Some IMF board members and others criticised the fund for giving Greece so much money in comparison to the size of its economy, accusing the lender of being overly swayed by its European members.

At the time, the IMF insisted Greece’s debt levels were sustainable as long as its projections for the economy were accurate.

In the report, the IMF said its support for Greece in 2010 was necessary to prevent the nation’s problems from spilling over into the rest of the euro zone and the global economy.

“There was, however, a tension between the need to support Greece and the concern that debt was not sustainable with high probability,” according to the IMF’s evaluation.

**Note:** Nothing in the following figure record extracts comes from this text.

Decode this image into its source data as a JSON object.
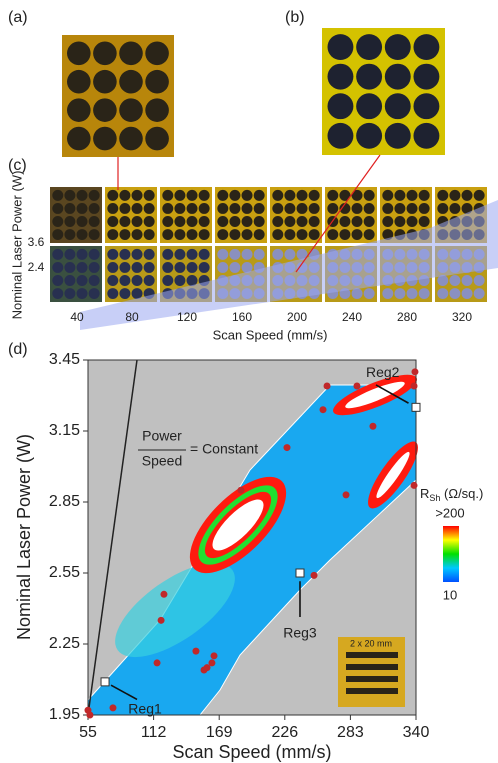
{
  "panel_labels": [
    "(a)",
    "(b)",
    "(c)",
    "(d)"
  ],
  "panel_c": {
    "ylabel": "Nominal Laser Power (W)",
    "xlabel": "Scan Speed (mm/s)",
    "row_labels": [
      "3.6",
      "2.4"
    ],
    "column_labels": [
      "40",
      "80",
      "120",
      "160",
      "200",
      "240",
      "280",
      "320"
    ]
  },
  "chart_data": {
    "type": "scatter",
    "xlabel": "Scan Speed (mm/s)",
    "ylabel": "Nominal Laser Power (W)",
    "xlim": [
      55,
      340
    ],
    "ylim": [
      1.95,
      3.45
    ],
    "xticks": [
      55,
      112,
      169,
      226,
      283,
      340
    ],
    "yticks": [
      1.95,
      2.25,
      2.55,
      2.85,
      3.15,
      3.45
    ],
    "series": [
      {
        "color": "#c0282a",
        "x": [
          55,
          56.7,
          76.7,
          115,
          118.5,
          121,
          148.8,
          155.8,
          158.4,
          162.7,
          164.5,
          187.9,
          227.9,
          251.4,
          259.2,
          262.7,
          279.2,
          288.7,
          302.6,
          338.3,
          339.1,
          338.3
        ],
        "values": [
          1.97,
          1.95,
          1.98,
          2.17,
          2.35,
          2.46,
          2.22,
          2.14,
          2.15,
          2.17,
          2.2,
          2.9,
          3.08,
          2.54,
          3.24,
          3.34,
          2.88,
          3.34,
          3.17,
          3.34,
          3.4,
          2.92
        ]
      },
      {
        "color": "#ffffff",
        "x": [
          69.8,
          340,
          239.2
        ],
        "values": [
          2.09,
          3.25,
          2.55
        ],
        "labels": [
          "Reg1",
          "Reg2",
          "Reg3"
        ]
      }
    ],
    "annotations": {
      "line_numerator": "Power",
      "line_denominator": "Speed",
      "line_rest": "= Constant",
      "inset": "2 x 20 mm"
    },
    "colorbar": {
      "label_main": "R",
      "label_sub": "Sh",
      "label_unit": " (Ω/sq.)",
      "max_label": ">200",
      "min_label": "10",
      "colors": [
        "#ff0000",
        "#ffff00",
        "#00e000",
        "#00c8ff",
        "#0050ff"
      ]
    }
  }
}
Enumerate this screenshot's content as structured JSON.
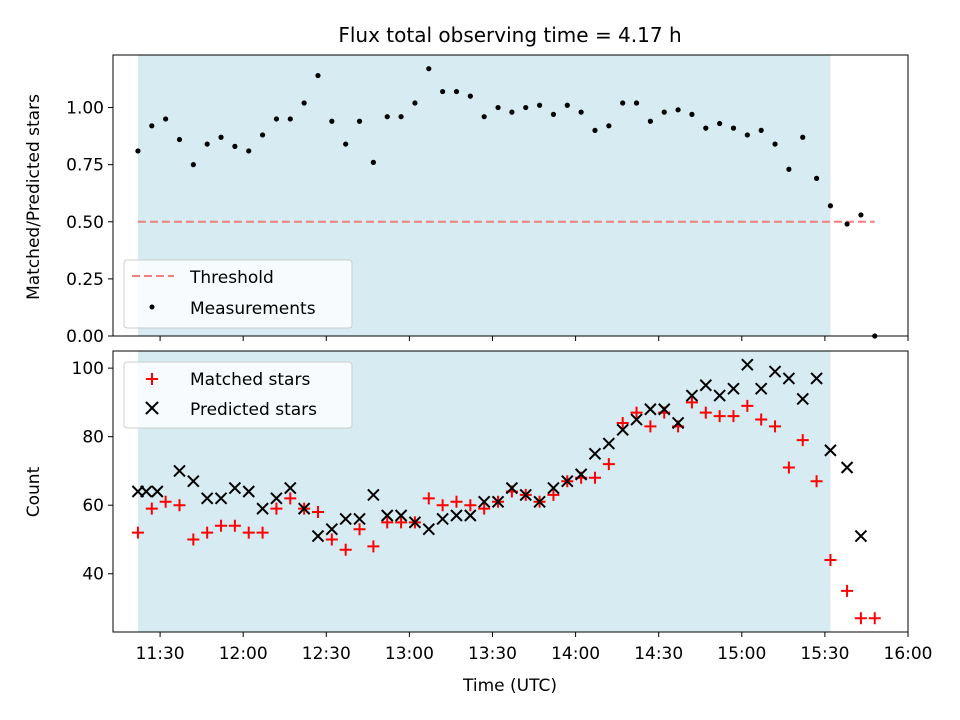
{
  "figure": {
    "title": "Flux total observing time = 4.17 h",
    "observing_window": {
      "start": "11:22",
      "end": "15:32",
      "color": "#add8e6",
      "alpha": 0.5
    }
  },
  "chart_data": [
    {
      "type": "scatter",
      "panel": "top",
      "ylabel": "Matched/Predicted stars",
      "xlabel": "",
      "x_axis": "time",
      "xlim": [
        "11:13",
        "16:00"
      ],
      "ylim": [
        0,
        1.23
      ],
      "yticks": [
        0.0,
        0.25,
        0.5,
        0.75,
        1.0
      ],
      "ytick_labels": [
        "0.00",
        "0.25",
        "0.50",
        "0.75",
        "1.00"
      ],
      "legend_position": "lower-left",
      "threshold": {
        "name": "Threshold",
        "value": 0.5,
        "x_start": "11:22",
        "x_end": "15:48",
        "color": "#f08080",
        "style": "dashed"
      },
      "series": [
        {
          "name": "Measurements",
          "marker": "dot",
          "color": "#000000",
          "x": [
            "11:22",
            "11:27",
            "11:32",
            "11:37",
            "11:42",
            "11:47",
            "11:52",
            "11:57",
            "12:02",
            "12:07",
            "12:12",
            "12:17",
            "12:22",
            "12:27",
            "12:32",
            "12:37",
            "12:42",
            "12:47",
            "12:52",
            "12:57",
            "13:02",
            "13:07",
            "13:12",
            "13:17",
            "13:22",
            "13:27",
            "13:32",
            "13:37",
            "13:42",
            "13:47",
            "13:52",
            "13:57",
            "14:02",
            "14:07",
            "14:12",
            "14:17",
            "14:22",
            "14:27",
            "14:32",
            "14:37",
            "14:42",
            "14:47",
            "14:52",
            "14:57",
            "15:02",
            "15:07",
            "15:12",
            "15:17",
            "15:22",
            "15:27",
            "15:32",
            "15:38",
            "15:43",
            "15:48"
          ],
          "values": [
            0.81,
            0.92,
            0.95,
            0.86,
            0.75,
            0.84,
            0.87,
            0.83,
            0.81,
            0.88,
            0.95,
            0.95,
            1.02,
            1.14,
            0.94,
            0.84,
            0.94,
            0.76,
            0.96,
            0.96,
            1.02,
            1.17,
            1.07,
            1.07,
            1.05,
            0.96,
            1.0,
            0.98,
            1.0,
            1.01,
            0.97,
            1.01,
            0.98,
            0.9,
            0.92,
            1.02,
            1.02,
            0.94,
            0.98,
            0.99,
            0.97,
            0.91,
            0.93,
            0.91,
            0.88,
            0.9,
            0.84,
            0.73,
            0.87,
            0.69,
            0.57,
            0.49,
            0.53,
            0.0
          ]
        }
      ]
    },
    {
      "type": "scatter",
      "panel": "bottom",
      "ylabel": "Count",
      "xlabel": "Time (UTC)",
      "x_axis": "time",
      "xlim": [
        "11:13",
        "16:00"
      ],
      "ylim": [
        23,
        105
      ],
      "yticks": [
        40,
        60,
        80,
        100
      ],
      "xtick_labels": [
        "11:30",
        "12:00",
        "12:30",
        "13:00",
        "13:30",
        "14:00",
        "14:30",
        "15:00",
        "15:30",
        "16:00"
      ],
      "legend_position": "upper-left",
      "series": [
        {
          "name": "Matched stars",
          "marker": "plus",
          "color": "#ff0000",
          "x": [
            "11:22",
            "11:27",
            "11:32",
            "11:37",
            "11:42",
            "11:47",
            "11:52",
            "11:57",
            "12:02",
            "12:07",
            "12:12",
            "12:17",
            "12:22",
            "12:27",
            "12:32",
            "12:37",
            "12:42",
            "12:47",
            "12:52",
            "12:57",
            "13:02",
            "13:07",
            "13:12",
            "13:17",
            "13:22",
            "13:27",
            "13:32",
            "13:37",
            "13:42",
            "13:47",
            "13:52",
            "13:57",
            "14:02",
            "14:07",
            "14:12",
            "14:17",
            "14:22",
            "14:27",
            "14:32",
            "14:37",
            "14:42",
            "14:47",
            "14:52",
            "14:57",
            "15:02",
            "15:07",
            "15:12",
            "15:17",
            "15:22",
            "15:27",
            "15:32",
            "15:38",
            "15:43",
            "15:48"
          ],
          "values": [
            52,
            59,
            61,
            60,
            50,
            52,
            54,
            54,
            52,
            52,
            59,
            62,
            59,
            58,
            50,
            47,
            53,
            48,
            55,
            55,
            55,
            62,
            60,
            61,
            60,
            59,
            61,
            64,
            63,
            61,
            63,
            67,
            68,
            68,
            72,
            84,
            87,
            83,
            87,
            83,
            90,
            87,
            86,
            86,
            89,
            85,
            83,
            71,
            79,
            67,
            44,
            35,
            27,
            27
          ]
        },
        {
          "name": "Predicted stars",
          "marker": "x",
          "color": "#000000",
          "x": [
            "11:22",
            "11:25",
            "11:29",
            "11:37",
            "11:42",
            "11:47",
            "11:52",
            "11:57",
            "12:02",
            "12:07",
            "12:12",
            "12:17",
            "12:22",
            "12:27",
            "12:32",
            "12:37",
            "12:42",
            "12:47",
            "12:52",
            "12:57",
            "13:02",
            "13:07",
            "13:12",
            "13:17",
            "13:22",
            "13:27",
            "13:32",
            "13:37",
            "13:42",
            "13:47",
            "13:52",
            "13:57",
            "14:02",
            "14:07",
            "14:12",
            "14:17",
            "14:22",
            "14:27",
            "14:32",
            "14:37",
            "14:42",
            "14:47",
            "14:52",
            "14:57",
            "15:02",
            "15:07",
            "15:12",
            "15:17",
            "15:22",
            "15:27",
            "15:32",
            "15:38",
            "15:43"
          ],
          "values": [
            64,
            64,
            64,
            70,
            67,
            62,
            62,
            65,
            64,
            59,
            62,
            65,
            59,
            51,
            53,
            56,
            56,
            63,
            57,
            57,
            55,
            53,
            56,
            57,
            57,
            61,
            61,
            65,
            63,
            61,
            65,
            67,
            69,
            75,
            78,
            82,
            85,
            88,
            88,
            84,
            92,
            95,
            92,
            94,
            101,
            94,
            99,
            97,
            91,
            97,
            76,
            71,
            51
          ]
        }
      ]
    }
  ]
}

“In response, the exceptional access criterion was amended to lower the bar for debt sustainability in systemic cases.”

After the Greek program was approved, the IMF and the other bailout lenders - the European Commission and the European Central Bank - required Greece to immediately cut some of its debt and implement structural reforms.

There were “notable failures” in the results, the IMF said. Greece remained in the euro zone and cut some of its debt, but failed to restore market confidence. The economy plunged into one of the worst recessions to ever hit a country in peacetime, with output falling 22 percent from 2008 to 2012.

Greece’s economy is likely to shrink for the sixth consecutive year in 2013.

The evaluation said the IMF’s assumptions for the Greek economy can “be criticised for being too optimistic”.

The report also said the IMF should have pushed more forcefully for private lenders to take a “haircut” on Greece’s debt earlier in 2011, once it was clear Greece’s debt was not sustainable.

“Earlier debt restructuring could have eased the burden of adjustment on Greece and contributed to a less dramatic contraction in output”, according to the report.

The fund last year said government spending cuts in general may hurt growth more than it had previously thought, and that countries should postpone deep spending cuts while their economies remain wobbly.

According to the evaluation, the Washington-based lender may have been overly constrained by working with its European partners within a monetary union, and not focused enough on ensuring political support existed within Greece for the rapid economic adjustments called for under the bailout.

The report also said there was a problem getting adequate data from Athens on its economy, and the IMF should be more skeptical of official data going forward.

In 2012, the IMF and the other lenders approved a new, longer program for Greece to help it bring its economy back into gear, once it was clear the previous bailout was not working.

Greece’s problems with providing official data may not be a thing of the past, as the fund said Greece provided inaccurate information to the IMF in January.

Greece, which has had persistent problems in collecting taxes, promised to move 50 auditors to the tax unit responsible for those with high incomes to comply with the IMF’s conditions.

Greece told the IMF it had done so in order to receive its next chunk of aid, but in fact only 33 auditors were moved.

The IMF’s board decided to give Greece a waiver for the action. Greece has since corrected the problem, the board said on Wednesday.

Greece’s current program also still has issues with debt sustainability, the IMF has said. The country may still need some debt relief from its European partners to ensure it can meet the IMF’s targets for debt-to-GDP levels, the Fund said in a separate report on Wednesday.

Greece will have a €4 billion financing gap starting from the second half of 2014, the IMF said. It will need to find savings by collecting more taxes and through other measures, equal to a total of 3.5 per cent of GDP.

“It is positive that the report (about the 2010 program) recognises that there were mistakes in Greece’s program in the past and we hope that they will not be repeated in the future and then create the need for corrective action,” a senior Greek government official said, speaking on condition of anonymity.